I daydream and fantasize about one day owning a coffee table (or any furniture, really), having a complete matching set of silverware, and having a magazine subscription. This signifies several things: 
a) to own furniture, especially a coffee table, you clearly have to have money to buy the furniture and live somewhere where your furniture is necessary (e.i. living in your own place) b) you can afford a year's worth of National Geographic Adventure or The New Yorker and 
c) you live at one residence for 12 straight months

These traits have eluded me completely, but mark my words, these things will one day change as I finally get a big-girl job in that mystical place known as "the real world." And hopefully, this day comes soon because I feel like such a nomad. I keep having flashbacks from elementary school when I learned about the nomadic hunter-gatherers, the primitive peoples that gave way to more stationary agriculturally-dependent peoples. As a child learning about these things, I imagined hairy cavemen walking around picking grass and berries and hitting animals over the heads with clubs. I then imagined the pilgrims, cute, clean and picturesque, building their little homes and planting their fields with the bright future of modernity shining upon their cheery faces like a rising sun. 

It seems that now, my childhood imagination has resurrected into disturbing visions with me as the oafish caveman, wandering clumsily through the wilderness, club in tow.
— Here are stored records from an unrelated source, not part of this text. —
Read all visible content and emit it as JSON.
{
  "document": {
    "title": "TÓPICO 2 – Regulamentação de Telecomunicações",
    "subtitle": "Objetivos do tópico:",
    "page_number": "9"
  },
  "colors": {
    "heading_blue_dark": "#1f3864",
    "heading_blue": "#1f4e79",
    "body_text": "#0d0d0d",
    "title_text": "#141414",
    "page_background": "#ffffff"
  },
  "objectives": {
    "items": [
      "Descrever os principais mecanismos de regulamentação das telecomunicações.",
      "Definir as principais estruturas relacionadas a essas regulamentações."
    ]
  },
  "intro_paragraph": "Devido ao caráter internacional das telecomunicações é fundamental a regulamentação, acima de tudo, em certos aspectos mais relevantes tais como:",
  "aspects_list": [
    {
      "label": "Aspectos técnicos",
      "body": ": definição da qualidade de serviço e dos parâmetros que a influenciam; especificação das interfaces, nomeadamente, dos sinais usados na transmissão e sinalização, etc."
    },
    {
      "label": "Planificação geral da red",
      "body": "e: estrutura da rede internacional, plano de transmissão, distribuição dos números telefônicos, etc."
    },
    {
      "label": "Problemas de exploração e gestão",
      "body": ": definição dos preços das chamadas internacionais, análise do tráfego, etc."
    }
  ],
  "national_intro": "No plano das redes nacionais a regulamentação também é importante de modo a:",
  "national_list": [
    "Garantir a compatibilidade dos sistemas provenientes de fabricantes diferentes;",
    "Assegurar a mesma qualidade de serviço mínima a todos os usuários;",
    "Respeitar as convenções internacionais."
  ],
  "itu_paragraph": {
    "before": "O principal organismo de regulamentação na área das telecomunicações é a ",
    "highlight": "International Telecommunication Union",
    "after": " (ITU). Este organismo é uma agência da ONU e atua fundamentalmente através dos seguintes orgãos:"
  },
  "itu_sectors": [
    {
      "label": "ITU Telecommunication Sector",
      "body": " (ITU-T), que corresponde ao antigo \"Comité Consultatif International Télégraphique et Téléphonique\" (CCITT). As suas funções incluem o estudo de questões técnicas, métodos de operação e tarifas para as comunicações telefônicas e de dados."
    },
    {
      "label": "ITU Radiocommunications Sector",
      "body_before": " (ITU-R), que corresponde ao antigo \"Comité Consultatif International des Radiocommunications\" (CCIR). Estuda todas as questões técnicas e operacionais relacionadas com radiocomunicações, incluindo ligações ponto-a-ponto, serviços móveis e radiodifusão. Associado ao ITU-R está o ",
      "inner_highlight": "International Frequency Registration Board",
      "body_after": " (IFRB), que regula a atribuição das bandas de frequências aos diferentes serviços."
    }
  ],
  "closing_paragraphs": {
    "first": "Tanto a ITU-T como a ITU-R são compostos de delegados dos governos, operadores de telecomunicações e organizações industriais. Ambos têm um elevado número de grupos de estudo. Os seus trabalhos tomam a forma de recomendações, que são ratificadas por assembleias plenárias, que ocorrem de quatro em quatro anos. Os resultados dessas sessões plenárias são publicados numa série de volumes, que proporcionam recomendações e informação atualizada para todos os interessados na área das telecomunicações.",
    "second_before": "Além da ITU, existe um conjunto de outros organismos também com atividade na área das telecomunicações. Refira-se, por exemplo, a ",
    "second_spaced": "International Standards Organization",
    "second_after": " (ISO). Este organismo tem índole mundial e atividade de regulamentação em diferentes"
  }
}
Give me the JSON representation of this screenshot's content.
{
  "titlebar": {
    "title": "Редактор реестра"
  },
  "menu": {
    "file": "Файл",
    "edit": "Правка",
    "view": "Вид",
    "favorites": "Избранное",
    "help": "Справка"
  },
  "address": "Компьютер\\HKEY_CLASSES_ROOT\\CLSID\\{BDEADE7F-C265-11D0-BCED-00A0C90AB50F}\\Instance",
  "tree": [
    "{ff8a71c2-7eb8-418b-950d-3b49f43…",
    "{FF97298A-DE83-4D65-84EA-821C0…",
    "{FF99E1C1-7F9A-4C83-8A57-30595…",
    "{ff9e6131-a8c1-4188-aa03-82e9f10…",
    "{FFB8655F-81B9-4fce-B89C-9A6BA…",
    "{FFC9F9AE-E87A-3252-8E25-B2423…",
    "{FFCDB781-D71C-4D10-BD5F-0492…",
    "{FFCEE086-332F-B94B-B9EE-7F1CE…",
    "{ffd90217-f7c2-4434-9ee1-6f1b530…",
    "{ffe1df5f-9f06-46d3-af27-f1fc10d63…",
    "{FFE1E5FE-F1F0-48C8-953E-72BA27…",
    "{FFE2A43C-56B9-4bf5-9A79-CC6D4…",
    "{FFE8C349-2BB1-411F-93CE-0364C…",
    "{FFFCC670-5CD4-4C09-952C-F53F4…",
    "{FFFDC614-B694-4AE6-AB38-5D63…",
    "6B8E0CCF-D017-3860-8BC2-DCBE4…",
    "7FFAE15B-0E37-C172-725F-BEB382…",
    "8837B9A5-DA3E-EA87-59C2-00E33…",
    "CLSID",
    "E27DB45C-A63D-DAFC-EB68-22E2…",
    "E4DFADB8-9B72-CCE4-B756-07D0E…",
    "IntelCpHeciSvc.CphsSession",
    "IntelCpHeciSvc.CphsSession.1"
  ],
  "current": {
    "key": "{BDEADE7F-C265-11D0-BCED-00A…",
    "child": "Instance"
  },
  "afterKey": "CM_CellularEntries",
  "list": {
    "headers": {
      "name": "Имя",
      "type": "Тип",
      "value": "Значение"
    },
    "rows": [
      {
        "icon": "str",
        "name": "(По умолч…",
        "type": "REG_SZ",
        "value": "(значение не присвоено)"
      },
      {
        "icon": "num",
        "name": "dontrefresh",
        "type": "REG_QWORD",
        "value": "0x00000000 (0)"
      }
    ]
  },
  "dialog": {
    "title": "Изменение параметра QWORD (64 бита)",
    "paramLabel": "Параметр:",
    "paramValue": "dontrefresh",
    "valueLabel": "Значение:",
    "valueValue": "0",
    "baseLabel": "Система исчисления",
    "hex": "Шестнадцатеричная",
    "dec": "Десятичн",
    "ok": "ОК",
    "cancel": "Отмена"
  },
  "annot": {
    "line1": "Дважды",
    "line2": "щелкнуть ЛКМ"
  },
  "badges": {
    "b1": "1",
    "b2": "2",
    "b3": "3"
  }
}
I then see my contemporaries as adorably precious little pilgrims, primly-dressed and bright as they toil on their land.

I guess what I'm trying to say is that I want to be a pilgrim. I'm done with being a caveman-hunter-gatherer. I want to start farming. Okay, not farming literally, but figuratively. I want to settle down. And by settle down, I mean, get a real job with a salary, stay in one place for a year and maybe, just maybe, get a magazine subscription to National Geographic Adventure to sit upon my second-hand coffee table.  

And so tomorrow, as I finish my internship, I'm going to metaphorically throw out my club and hairy toga, don my crisp clean pilgrim's bonnet, grab my land cultivating tools and build up my life.
  
That is, after I run buck-wild throughout Israel and Jordan for the next three weeks. Come to think of it, maybe the pilgrim Erin is just going to have to wait a few months. Maybe September.  

4 comments:

Unknown said...

oh the single mid-20s lifestyle. i'm with you on the switch, though this sort of lifestyle, where one has a duffel bag and a few boxes of books, is delightful in an aimless kind of way!

Sheryl said...

I can't believe its over...i'm so proud of you, and i can't wait to see you!

sNick said...

I'm in love with National Geographic Adventure, though I opted out of subscribing after my mission because it makes it's almost impossible for me to concentrate on school and stuff like that. We have so much to talk about. I see a major slumber party in our future.

elizabeth said...

And when you do settle down in that nice place in DC for a year, I will come and visit you. I will rest my feet on your coffee table and read your National Geographic and talk about life. Have fun traveling around like crazy. Miss you.